During a median follow-up of 13.0 years, a higher BMI was associated with reduced risk for stroke, PVD, CVD-mortality and all-cause mortality within each metabolic risk category, while increasing metabolic RFs within each BMI subgroup accounted for increasing risks. When compared with patients with normal BMI and no RF, CVD-mortality risk in overweight patients with no RF was 0.76 (0.70-0.84), and in obese patients with no RF was 0.85 (0.76-0.96). The respective risk for all-cause mortality in patients with overweight and no RF was 0.69 (0.65-0.72), and in obese patients with no RF was 0.75 (0.70-0.79). Subsequent outcomes of stroke and PVD showed similar trends. In contrast, the risk of subsequent non-fatal CHD events and incident HF increased with higher BMI and with incremental metabolic risk factors within each BMI category. Underweight was constantly associated with increased risk for all outcomes regardless of the presence of metabolic RFs except for non-fatal CHD events.

CONCLUSIONS

In patients with incident CVD, overweight and obesity were related to a more favourable prognosis for subsequent stroke, PVD and mortality (CVD-related and all-cause) irrespective of the presence of other metabolic risk factors.

摘要

背景

代谢综合征与心血管疾病(CVD)风险增加之间的关联已得到充分证实。

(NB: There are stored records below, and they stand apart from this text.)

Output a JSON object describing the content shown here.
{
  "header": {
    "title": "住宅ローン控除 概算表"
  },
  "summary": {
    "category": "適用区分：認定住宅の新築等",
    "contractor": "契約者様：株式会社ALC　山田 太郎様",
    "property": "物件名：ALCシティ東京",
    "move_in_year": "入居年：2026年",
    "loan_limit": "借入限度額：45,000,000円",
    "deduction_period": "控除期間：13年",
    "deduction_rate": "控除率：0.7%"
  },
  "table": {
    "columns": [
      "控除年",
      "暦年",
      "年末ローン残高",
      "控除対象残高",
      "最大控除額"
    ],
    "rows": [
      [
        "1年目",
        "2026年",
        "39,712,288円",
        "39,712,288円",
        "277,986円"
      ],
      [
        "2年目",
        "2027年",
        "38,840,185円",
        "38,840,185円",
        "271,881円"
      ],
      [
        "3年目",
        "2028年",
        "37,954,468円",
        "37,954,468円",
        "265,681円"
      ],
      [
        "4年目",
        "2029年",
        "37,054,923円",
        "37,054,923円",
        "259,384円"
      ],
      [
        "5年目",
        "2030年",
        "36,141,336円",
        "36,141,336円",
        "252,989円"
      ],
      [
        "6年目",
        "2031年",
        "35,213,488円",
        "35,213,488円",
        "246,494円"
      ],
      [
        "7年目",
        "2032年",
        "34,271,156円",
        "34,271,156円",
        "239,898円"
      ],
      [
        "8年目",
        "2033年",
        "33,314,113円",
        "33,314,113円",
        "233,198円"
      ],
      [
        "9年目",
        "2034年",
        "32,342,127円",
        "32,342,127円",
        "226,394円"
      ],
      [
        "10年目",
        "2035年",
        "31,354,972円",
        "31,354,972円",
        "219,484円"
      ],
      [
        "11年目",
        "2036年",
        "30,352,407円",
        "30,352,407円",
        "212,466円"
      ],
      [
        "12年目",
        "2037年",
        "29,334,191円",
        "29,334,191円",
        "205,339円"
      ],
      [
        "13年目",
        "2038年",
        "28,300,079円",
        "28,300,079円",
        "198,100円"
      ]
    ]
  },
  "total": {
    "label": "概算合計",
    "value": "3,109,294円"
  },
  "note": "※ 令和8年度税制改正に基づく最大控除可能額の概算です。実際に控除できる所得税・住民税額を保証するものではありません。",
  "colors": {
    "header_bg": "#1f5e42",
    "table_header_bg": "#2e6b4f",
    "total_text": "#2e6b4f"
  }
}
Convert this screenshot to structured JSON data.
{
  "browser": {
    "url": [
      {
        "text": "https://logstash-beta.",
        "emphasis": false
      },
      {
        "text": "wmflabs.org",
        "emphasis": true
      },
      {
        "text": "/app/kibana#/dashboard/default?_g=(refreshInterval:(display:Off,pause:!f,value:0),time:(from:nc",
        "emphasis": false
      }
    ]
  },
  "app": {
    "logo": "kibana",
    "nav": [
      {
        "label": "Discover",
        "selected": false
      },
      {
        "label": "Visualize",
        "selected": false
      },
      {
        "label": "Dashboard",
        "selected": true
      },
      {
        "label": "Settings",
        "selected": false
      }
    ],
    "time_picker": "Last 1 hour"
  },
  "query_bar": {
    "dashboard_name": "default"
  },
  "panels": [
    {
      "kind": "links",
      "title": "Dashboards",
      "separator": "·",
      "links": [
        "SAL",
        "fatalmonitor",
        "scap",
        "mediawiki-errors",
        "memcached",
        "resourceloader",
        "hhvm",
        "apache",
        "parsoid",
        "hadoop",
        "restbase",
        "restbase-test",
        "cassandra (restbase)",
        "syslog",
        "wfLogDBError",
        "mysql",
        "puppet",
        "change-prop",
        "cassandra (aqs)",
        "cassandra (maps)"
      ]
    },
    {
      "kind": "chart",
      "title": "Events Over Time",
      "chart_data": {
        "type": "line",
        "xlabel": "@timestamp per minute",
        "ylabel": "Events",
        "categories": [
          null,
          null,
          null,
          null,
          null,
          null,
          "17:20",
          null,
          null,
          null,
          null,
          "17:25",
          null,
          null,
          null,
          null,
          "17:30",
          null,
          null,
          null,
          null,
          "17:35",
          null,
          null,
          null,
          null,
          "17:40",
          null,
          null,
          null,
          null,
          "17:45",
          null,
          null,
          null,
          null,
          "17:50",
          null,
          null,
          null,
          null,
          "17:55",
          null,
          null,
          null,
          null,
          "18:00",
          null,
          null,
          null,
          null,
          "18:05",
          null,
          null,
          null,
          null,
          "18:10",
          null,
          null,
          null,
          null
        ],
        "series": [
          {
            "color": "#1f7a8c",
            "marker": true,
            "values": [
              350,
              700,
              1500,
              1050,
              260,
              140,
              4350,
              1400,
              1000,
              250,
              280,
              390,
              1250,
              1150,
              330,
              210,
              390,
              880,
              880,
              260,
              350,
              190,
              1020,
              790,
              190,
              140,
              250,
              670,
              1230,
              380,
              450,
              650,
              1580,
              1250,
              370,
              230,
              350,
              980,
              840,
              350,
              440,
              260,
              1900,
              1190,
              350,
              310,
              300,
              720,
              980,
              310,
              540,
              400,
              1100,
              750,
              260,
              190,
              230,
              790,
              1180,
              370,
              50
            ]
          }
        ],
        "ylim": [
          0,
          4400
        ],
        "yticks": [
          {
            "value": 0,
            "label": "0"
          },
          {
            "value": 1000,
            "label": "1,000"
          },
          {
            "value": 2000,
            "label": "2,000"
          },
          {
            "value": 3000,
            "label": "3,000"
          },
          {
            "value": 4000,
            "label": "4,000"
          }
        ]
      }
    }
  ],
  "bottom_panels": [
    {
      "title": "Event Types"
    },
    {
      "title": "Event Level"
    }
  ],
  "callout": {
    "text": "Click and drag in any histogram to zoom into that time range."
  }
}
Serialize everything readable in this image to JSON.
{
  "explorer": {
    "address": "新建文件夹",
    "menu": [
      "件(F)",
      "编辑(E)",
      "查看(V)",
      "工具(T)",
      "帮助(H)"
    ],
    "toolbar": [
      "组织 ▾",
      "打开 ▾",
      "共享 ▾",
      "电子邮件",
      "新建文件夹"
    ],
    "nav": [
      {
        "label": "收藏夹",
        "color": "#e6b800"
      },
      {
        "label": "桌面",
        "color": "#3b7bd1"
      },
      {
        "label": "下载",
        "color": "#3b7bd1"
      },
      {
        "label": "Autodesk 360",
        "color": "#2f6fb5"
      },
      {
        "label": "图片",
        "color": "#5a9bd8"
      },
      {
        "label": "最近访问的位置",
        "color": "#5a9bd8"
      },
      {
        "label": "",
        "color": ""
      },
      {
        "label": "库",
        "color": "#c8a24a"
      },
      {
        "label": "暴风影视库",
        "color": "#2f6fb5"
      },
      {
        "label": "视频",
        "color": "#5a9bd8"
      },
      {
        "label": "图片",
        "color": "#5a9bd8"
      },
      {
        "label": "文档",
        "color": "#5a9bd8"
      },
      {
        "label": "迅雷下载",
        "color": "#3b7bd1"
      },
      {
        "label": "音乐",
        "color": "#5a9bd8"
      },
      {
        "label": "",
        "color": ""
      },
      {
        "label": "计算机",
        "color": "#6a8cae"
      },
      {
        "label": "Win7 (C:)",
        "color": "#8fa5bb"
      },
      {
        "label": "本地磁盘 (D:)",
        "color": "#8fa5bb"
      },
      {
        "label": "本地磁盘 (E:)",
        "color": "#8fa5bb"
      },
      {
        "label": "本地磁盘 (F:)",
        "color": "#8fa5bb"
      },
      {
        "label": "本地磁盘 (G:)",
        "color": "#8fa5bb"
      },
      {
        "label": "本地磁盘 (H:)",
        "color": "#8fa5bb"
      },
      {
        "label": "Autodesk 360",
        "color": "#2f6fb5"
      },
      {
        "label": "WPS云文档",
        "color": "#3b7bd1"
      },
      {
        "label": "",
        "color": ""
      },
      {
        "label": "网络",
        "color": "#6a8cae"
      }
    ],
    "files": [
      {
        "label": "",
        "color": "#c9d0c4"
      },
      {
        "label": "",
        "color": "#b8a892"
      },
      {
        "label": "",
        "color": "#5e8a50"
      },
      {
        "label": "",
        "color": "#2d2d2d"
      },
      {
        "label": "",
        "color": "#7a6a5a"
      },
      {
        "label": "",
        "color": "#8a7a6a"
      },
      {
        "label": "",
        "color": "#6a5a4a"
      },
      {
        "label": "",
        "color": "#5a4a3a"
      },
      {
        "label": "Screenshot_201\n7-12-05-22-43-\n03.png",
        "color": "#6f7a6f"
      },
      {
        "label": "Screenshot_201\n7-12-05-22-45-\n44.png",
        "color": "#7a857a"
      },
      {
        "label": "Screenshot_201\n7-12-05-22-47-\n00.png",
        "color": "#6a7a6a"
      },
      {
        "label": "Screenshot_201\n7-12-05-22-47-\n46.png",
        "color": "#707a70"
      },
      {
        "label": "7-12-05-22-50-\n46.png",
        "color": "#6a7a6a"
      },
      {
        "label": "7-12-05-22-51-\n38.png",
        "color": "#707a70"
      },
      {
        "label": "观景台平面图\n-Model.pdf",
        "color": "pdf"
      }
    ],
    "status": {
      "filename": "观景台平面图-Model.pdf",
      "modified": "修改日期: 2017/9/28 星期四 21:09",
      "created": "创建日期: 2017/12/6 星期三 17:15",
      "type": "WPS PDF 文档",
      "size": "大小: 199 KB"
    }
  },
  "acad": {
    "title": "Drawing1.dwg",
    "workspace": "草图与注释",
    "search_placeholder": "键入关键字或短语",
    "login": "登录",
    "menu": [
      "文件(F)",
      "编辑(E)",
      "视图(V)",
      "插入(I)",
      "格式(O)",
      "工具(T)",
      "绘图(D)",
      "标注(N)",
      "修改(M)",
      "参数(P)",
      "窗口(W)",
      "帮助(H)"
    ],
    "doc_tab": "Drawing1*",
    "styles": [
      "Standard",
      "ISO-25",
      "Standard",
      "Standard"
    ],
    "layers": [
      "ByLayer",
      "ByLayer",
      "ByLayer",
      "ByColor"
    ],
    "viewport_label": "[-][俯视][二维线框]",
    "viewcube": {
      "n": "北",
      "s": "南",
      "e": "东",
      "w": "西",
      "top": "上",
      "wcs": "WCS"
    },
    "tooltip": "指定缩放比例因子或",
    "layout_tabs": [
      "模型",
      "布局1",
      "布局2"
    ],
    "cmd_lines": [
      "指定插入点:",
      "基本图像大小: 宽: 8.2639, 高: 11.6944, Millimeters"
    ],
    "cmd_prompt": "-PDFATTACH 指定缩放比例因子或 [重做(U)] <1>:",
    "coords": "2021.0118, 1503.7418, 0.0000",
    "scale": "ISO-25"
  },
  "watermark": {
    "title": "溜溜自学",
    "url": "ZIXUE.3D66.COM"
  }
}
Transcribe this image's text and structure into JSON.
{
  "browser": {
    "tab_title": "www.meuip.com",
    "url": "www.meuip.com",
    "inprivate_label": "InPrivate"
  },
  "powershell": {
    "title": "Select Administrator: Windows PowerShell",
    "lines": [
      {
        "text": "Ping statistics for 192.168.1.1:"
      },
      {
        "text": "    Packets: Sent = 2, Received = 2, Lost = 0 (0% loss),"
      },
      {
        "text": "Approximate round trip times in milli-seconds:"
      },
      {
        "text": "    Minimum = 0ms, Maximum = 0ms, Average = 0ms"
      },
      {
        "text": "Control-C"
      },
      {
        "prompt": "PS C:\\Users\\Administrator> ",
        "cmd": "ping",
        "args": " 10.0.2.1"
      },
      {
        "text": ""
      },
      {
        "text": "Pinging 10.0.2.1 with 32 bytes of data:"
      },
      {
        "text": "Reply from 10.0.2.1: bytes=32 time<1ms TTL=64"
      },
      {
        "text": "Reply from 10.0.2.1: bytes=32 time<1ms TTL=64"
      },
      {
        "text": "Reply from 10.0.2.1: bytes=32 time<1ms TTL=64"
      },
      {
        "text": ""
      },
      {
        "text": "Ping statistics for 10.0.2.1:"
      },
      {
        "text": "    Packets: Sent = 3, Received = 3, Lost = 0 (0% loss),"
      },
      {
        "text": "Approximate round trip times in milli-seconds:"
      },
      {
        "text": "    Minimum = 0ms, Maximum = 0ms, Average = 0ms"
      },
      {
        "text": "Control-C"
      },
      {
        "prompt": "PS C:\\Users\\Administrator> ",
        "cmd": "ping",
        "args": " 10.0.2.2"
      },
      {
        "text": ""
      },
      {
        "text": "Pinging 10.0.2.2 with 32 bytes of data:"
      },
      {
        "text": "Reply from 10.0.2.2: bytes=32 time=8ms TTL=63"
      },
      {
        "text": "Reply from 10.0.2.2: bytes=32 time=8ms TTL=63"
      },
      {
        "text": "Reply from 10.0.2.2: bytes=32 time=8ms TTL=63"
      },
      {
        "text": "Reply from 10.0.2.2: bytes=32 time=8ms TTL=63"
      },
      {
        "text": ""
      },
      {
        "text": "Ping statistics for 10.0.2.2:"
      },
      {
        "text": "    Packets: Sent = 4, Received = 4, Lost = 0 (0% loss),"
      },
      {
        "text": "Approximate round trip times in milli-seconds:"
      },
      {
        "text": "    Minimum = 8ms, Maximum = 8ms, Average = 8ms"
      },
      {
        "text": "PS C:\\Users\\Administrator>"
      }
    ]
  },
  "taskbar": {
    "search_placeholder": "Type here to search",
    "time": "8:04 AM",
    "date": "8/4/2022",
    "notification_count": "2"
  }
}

然而,在发生 CVD 的患者中,肥胖、代谢健康与随后的 CVD 和死亡率结局之间的关系尚未得到充分证实。本研究旨在调查在发生 CVD 事件的患者中,体重指数(BMI)、代谢健康与随后心血管死亡率和发病率结局之间的关系。

方法

本队列研究从英国全国临床实践研究数据链接(CPRD GOLD)和医院发病统计(HES)数据库中确定了 130685 名患者。患者年龄均≥18 岁,患有 CVD 事件(冠心病(CHD)、中风或外周血管疾病(PVD)),时间范围为 1998 年 1 月 1 日至 2017 年 12 月 31 日。BMI(kg/m )分为体重不足(<18.5)、正常(18.5-24.9)、超重(25.0-29.9)和肥胖(≥30)。在每个 BMI 类别中,根据增加的 1、2 或 3 个代谢风险因素(血脂异常、糖尿病和高血压)的数量将患者分组,存在这些因素被认为是代谢不健康,而不存在这些因素则被认为是代谢健康(MH)。多变量 Cox 回归用于评估 BMI 亚组中代谢 RF 数量增加后的后续结局(非致命性 CHD、中风、PVD、新发心力衰竭、CVD 死亡率和全因死亡率)的风险(风险比及其 95%置信区间)。

结果

在中位随访 13.0 年期间,在每个代谢风险类别中,较高的 BMI 与中风、PVD、CVD 死亡率和全因死亡率的风险降低相关,而每个 BMI 亚组中代谢 RF 数量的增加则与风险的增加相关。与正常 BMI 且无 RF 的患者相比,无 RF 的超重患者的 CVD 死亡率风险为 0.76(0.70-0.84),无 RF 的肥胖患者为 0.85(0.76-0.96)。无 RF 的超重患者的全因死亡率风险为 0.69(0.65-0.72),无 RF 的肥胖患者为 0.75(0.70-0.79)。随后的中风和 PVD 结局显示出类似的趋势。相比之下,随着 BMI 的增加和每个 BMI 类别中代谢风险因素的增加,非致命性 CHD 事件和新发心力衰竭的风险也会增加。无论是否存在代谢 RF,体重不足始终与所有结局的风险增加相关,除了非致命性 CHD 事件。

结论

在发生 CVD 的患者中,超重和肥胖与随后中风、PVD 和死亡率(CVD 相关和全因)的预后改善有关,无论是否存在其他代谢风险因素。